Artists can’t control the public’s treatment of their art, Hubbard explained.
“The public will interact with this work in ways that you can’t even begin to imagine,” Hubbard said. “Sometimes good, sometimes playful and fun, and sometimes not so much. I tell people to think of their worst-case scenario, to multiple it by 10 and then to check on social media because this may become the new image for your city if the project is not well thought out.”
Hubbard said many of the local artists that he’s spoken to are upset about the Public Art Master Plan.
“Public art is not about tourism,” Hubbard said. “It may be an ancillary benefit, but it is not the reason you build this work and you put art out in the public. This plan is a recipe for disaster in the hands of an arts council, who, left to their own devices, seems uninterested in engaging artists or the community and seeks the path of least resistance… I’m asking you to pull the plug, to put a hold on this project and to engage the community.”
Guilfoyle immediately disagreed with Hubbard’s assessment of plan and strongly defended the Greater Augusta Arts Council.
“The Arts Council does a lot to benefit this community,” he said, adding that Arts in the Heart of Augusta is one of the biggest festivals in the CSRA. “Just look at Arts in the Heart. That might not be art to you, but it shows art during that whole weekend.”
While Williams said he fully supported the Greater Augusta Arts Council, he insisted that the city needs to hear all sides of a situation, especially when it involves the public.
“I like to always have a different perspective versus just one,” he said.
In the end, the commission took Hubbard’s request as information, but refused to halt the project.
Instead, commissioners invited Hubbard to attend the next public meeting of the Greater Augusta Arts Council to learn more about the public art plan.

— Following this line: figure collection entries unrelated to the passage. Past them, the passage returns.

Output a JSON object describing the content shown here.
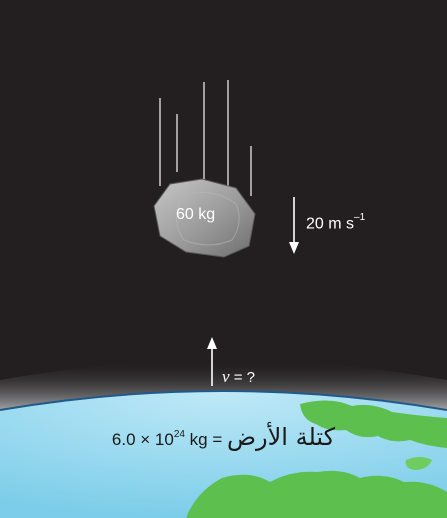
{
  "meteor": {
    "mass_label": "60 kg",
    "speed_value": "20 m s",
    "speed_exponent": "–1"
  },
  "earth": {
    "velocity_symbol": "v",
    "velocity_rest": " = ?",
    "mass_arabic": "كتلة الأرض",
    "mass_equals": " = ",
    "mass_number": "6.0 × 10",
    "mass_exponent": "24",
    "mass_unit": " kg"
  },
  "colors": {
    "space": "#231f20",
    "ocean": "#8fd6ee",
    "land": "#5cbf4e",
    "rock": "#9a9a9a",
    "horizon": "#1f5a8a"
  }
}
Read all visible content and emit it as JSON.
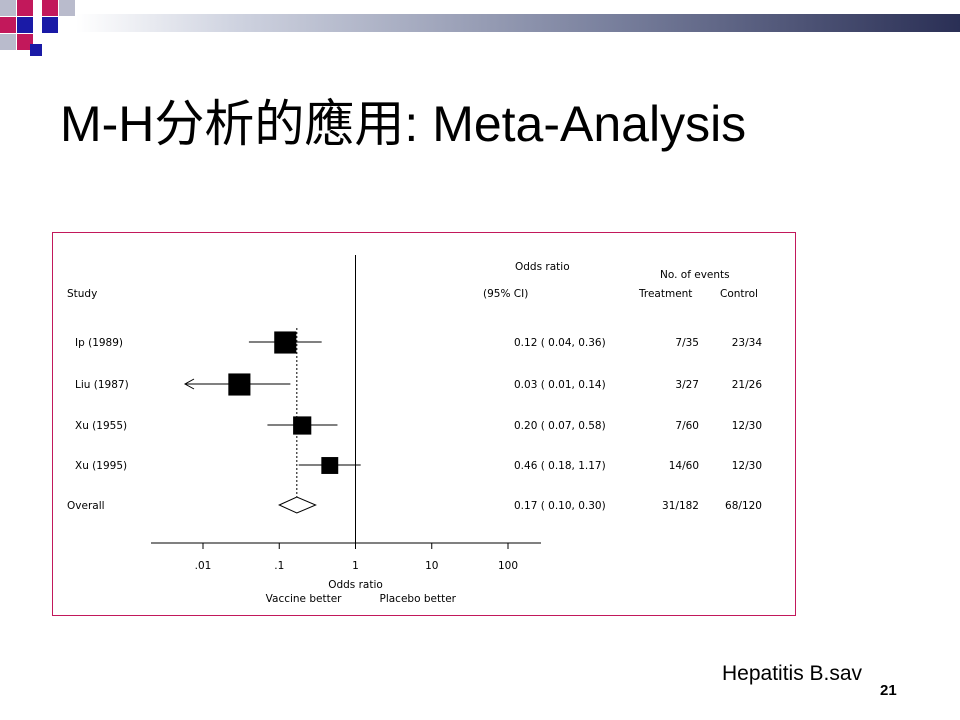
{
  "slide": {
    "title": "M-H分析的應用: Meta-Analysis",
    "file_label": "Hepatitis B.sav",
    "page_number": "21",
    "colors": {
      "frame": "#c2185b",
      "deco_red": "#c2185b",
      "deco_blue": "#1a1aa6",
      "deco_grey": "#b9bbcc"
    }
  },
  "chart_data": {
    "type": "forest",
    "scale": "log",
    "xlim": [
      0.01,
      100
    ],
    "ticks": [
      {
        "value": 0.01,
        "label": ".01"
      },
      {
        "value": 0.1,
        "label": ".1"
      },
      {
        "value": 1,
        "label": "1"
      },
      {
        "value": 10,
        "label": "10"
      },
      {
        "value": 100,
        "label": "100"
      }
    ],
    "xlabel": "Odds ratio",
    "left_label": "Vaccine better",
    "right_label": "Placebo better",
    "headers": {
      "study": "Study",
      "or_line1": "Odds ratio",
      "or_line2": "(95% CI)",
      "events": "No. of events",
      "treatment": "Treatment",
      "control": "Control"
    },
    "studies": [
      {
        "label": "Ip (1989)",
        "or": 0.12,
        "lo": 0.04,
        "hi": 0.36,
        "ci_text": "0.12 ( 0.04, 0.36)",
        "treatment": "7/35",
        "control": "23/34",
        "weight": 0.85,
        "arrow_left": false
      },
      {
        "label": "Liu (1987)",
        "or": 0.03,
        "lo": 0.01,
        "hi": 0.14,
        "ci_text": "0.03 ( 0.01, 0.14)",
        "treatment": "3/27",
        "control": "21/26",
        "weight": 0.85,
        "arrow_left": true
      },
      {
        "label": "Xu (1955)",
        "or": 0.2,
        "lo": 0.07,
        "hi": 0.58,
        "ci_text": "0.20 ( 0.07, 0.58)",
        "treatment": "7/60",
        "control": "12/30",
        "weight": 0.7,
        "arrow_left": false
      },
      {
        "label": "Xu (1995)",
        "or": 0.46,
        "lo": 0.18,
        "hi": 1.17,
        "ci_text": "0.46 ( 0.18, 1.17)",
        "treatment": "14/60",
        "control": "12/30",
        "weight": 0.65,
        "arrow_left": false
      }
    ],
    "overall": {
      "label": "Overall",
      "or": 0.17,
      "lo": 0.1,
      "hi": 0.3,
      "ci_text": "0.17 ( 0.10, 0.30)",
      "treatment": "31/182",
      "control": "68/120"
    }
  }
}
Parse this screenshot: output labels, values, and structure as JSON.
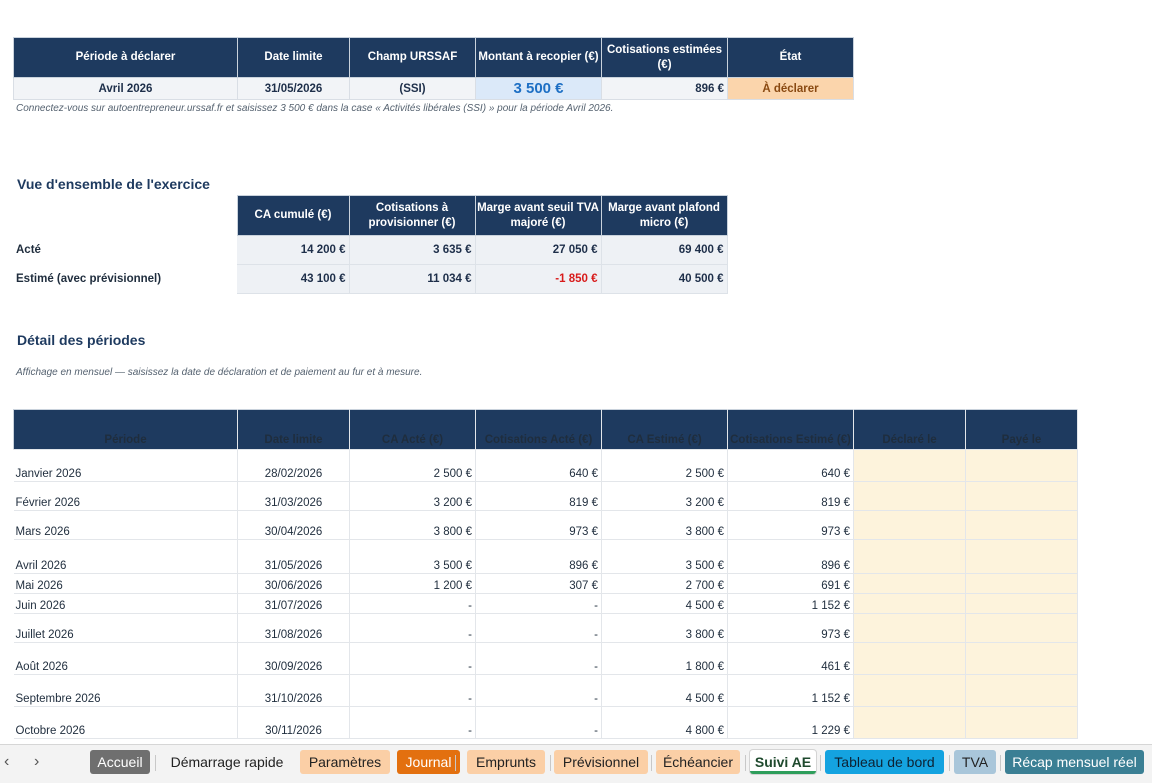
{
  "declaration": {
    "headers": [
      "Période à déclarer",
      "Date limite",
      "Champ URSSAF",
      "Montant à recopier (€)",
      "Cotisations estimées (€)",
      "État"
    ],
    "row": {
      "period": "Avril 2026",
      "deadline": "31/05/2026",
      "field": "(SSI)",
      "amount": "3 500 €",
      "contributions": "896 €",
      "status": "À déclarer"
    },
    "note": "Connectez-vous sur autoentrepreneur.urssaf.fr et saisissez 3 500 € dans la case « Activités libérales (SSI) » pour la période Avril 2026."
  },
  "overview": {
    "title": "Vue d'ensemble de l'exercice",
    "headers": [
      "CA cumulé (€)",
      "Cotisations à provisionner (€)",
      "Marge avant seuil TVA majoré (€)",
      "Marge avant plafond micro (€)"
    ],
    "rows": [
      {
        "label": "Acté",
        "values": [
          "14 200 €",
          "3 635 €",
          "27 050 €",
          "69 400 €"
        ]
      },
      {
        "label": "Estimé (avec prévisionnel)",
        "values": [
          "43 100 €",
          "11 034 €",
          "-1 850 €",
          "40 500 €"
        ]
      }
    ]
  },
  "periods": {
    "title": "Détail des périodes",
    "note": "Affichage en mensuel — saisissez la date de déclaration et de paiement au fur et à mesure.",
    "headers": [
      "Période",
      "Date limite",
      "CA Acté (€)",
      "Cotisations Acté (€)",
      "CA Estimé (€)",
      "Cotisations Estimé (€)",
      "Déclaré le",
      "Payé le"
    ],
    "rows": [
      {
        "period": "Janvier 2026",
        "deadline": "28/02/2026",
        "ca_acte": "2 500 €",
        "cot_acte": "640 €",
        "ca_est": "2 500 €",
        "cot_est": "640 €"
      },
      {
        "period": "Février 2026",
        "deadline": "31/03/2026",
        "ca_acte": "3 200 €",
        "cot_acte": "819 €",
        "ca_est": "3 200 €",
        "cot_est": "819 €"
      },
      {
        "period": "Mars 2026",
        "deadline": "30/04/2026",
        "ca_acte": "3 800 €",
        "cot_acte": "973 €",
        "ca_est": "3 800 €",
        "cot_est": "973 €"
      },
      {
        "period": "Avril 2026",
        "deadline": "31/05/2026",
        "ca_acte": "3 500 €",
        "cot_acte": "896 €",
        "ca_est": "3 500 €",
        "cot_est": "896 €"
      },
      {
        "period": "Mai 2026",
        "deadline": "30/06/2026",
        "ca_acte": "1 200 €",
        "cot_acte": "307 €",
        "ca_est": "2 700 €",
        "cot_est": "691 €"
      },
      {
        "period": "Juin 2026",
        "deadline": "31/07/2026",
        "ca_acte": "-",
        "cot_acte": "-",
        "ca_est": "4 500 €",
        "cot_est": "1 152 €"
      },
      {
        "period": "Juillet 2026",
        "deadline": "31/08/2026",
        "ca_acte": "-",
        "cot_acte": "-",
        "ca_est": "3 800 €",
        "cot_est": "973 €"
      },
      {
        "period": "Août 2026",
        "deadline": "30/09/2026",
        "ca_acte": "-",
        "cot_acte": "-",
        "ca_est": "1 800 €",
        "cot_est": "461 €"
      },
      {
        "period": "Septembre 2026",
        "deadline": "31/10/2026",
        "ca_acte": "-",
        "cot_acte": "-",
        "ca_est": "4 500 €",
        "cot_est": "1 152 €"
      },
      {
        "period": "Octobre 2026",
        "deadline": "30/11/2026",
        "ca_acte": "-",
        "cot_acte": "-",
        "ca_est": "4 800 €",
        "cot_est": "1 229 €"
      }
    ]
  },
  "tabs": {
    "prev_icon": "chevron-left-icon",
    "next_icon": "chevron-right-icon",
    "items": [
      {
        "label": "Accueil",
        "bg": "#6f6f6f",
        "fg": "#ffffff"
      },
      {
        "label": "Démarrage rapide",
        "bg": "transparent",
        "fg": "#222222"
      },
      {
        "label": "Paramètres",
        "bg": "#fbcfa6",
        "fg": "#222222"
      },
      {
        "label": "Journal",
        "bg": "#e3700f",
        "fg": "#ffffff"
      },
      {
        "label": "Emprunts",
        "bg": "#fbcfa6",
        "fg": "#222222"
      },
      {
        "label": "Prévisionnel",
        "bg": "#fbcfa6",
        "fg": "#222222"
      },
      {
        "label": "Échéancier",
        "bg": "#fbcfa6",
        "fg": "#222222"
      },
      {
        "label": "Suivi AE",
        "bg": "#ffffff",
        "fg": "#1f4a2e"
      },
      {
        "label": "Tableau de bord",
        "bg": "#14a3e0",
        "fg": "#0d2233"
      },
      {
        "label": "TVA",
        "bg": "#a9c6da",
        "fg": "#222222"
      },
      {
        "label": "Récap mensuel réel",
        "bg": "#3b7f94",
        "fg": "#ffffff"
      }
    ]
  }
}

But Hubbard insisted that the Art Cart could easily become the next big disaster for downtown Augusta.
He stated that there needs to be more pubic input into the project.

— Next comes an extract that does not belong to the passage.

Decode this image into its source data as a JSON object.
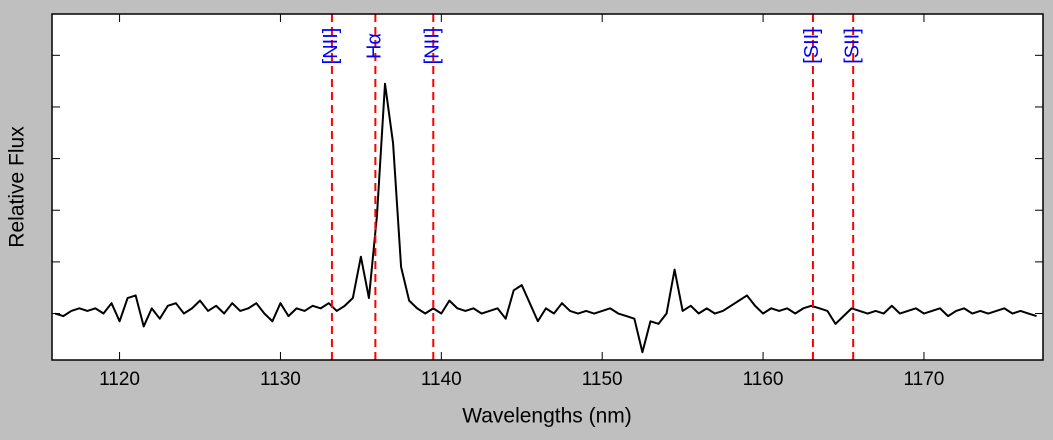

“Otherwise, you run into what, in the industry is usually called Plop Art, which is where it feels like something just fell out of the sky and landed there,” Hubbard said. “And that builds resentment because people don’t feel like they are a part of that. They don’t feel like it represents them and they don’t feel like they were included in it.”

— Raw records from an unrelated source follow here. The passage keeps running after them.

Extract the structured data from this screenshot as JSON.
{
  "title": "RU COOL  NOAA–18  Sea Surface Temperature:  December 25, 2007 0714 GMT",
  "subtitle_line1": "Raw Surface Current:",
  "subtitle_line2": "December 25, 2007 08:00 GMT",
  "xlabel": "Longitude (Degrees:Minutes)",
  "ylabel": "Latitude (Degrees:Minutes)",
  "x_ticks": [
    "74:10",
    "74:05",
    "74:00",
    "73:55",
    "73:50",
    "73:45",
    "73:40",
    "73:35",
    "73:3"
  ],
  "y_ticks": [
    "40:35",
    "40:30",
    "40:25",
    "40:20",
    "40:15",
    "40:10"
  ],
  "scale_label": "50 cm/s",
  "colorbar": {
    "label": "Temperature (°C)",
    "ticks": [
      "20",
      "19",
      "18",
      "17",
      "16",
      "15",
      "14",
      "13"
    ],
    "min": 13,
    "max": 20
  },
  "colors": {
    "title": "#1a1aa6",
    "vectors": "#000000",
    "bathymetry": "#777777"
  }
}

“I’m not waiting anymore,” Williams said. “I’ve decided I’m going to take James Brown Boulevard and make it really honor James Brown from Laney Walker Boulevard all the way down to Broad Street with statues and everything.”
While Williams still hopes that downtown will move forward with its plans to promote James Brown, he said he knows for a fact that the neighborhoods surrounding Laney Walker Boulevard down to Broad Street will embrace the idea of creating a gateway into downtown honoring the “hardest working man in show business.”
“We aren’t going to limit it to just that area, but I want to enhance that corridor,” Williams said. “Where better to honor James Brown than on James Brown Boulevard? That’s the area he grew up in and it heads straight into downtown. So I think it’s a great start. I’m ready to get moving on it. No more waiting.”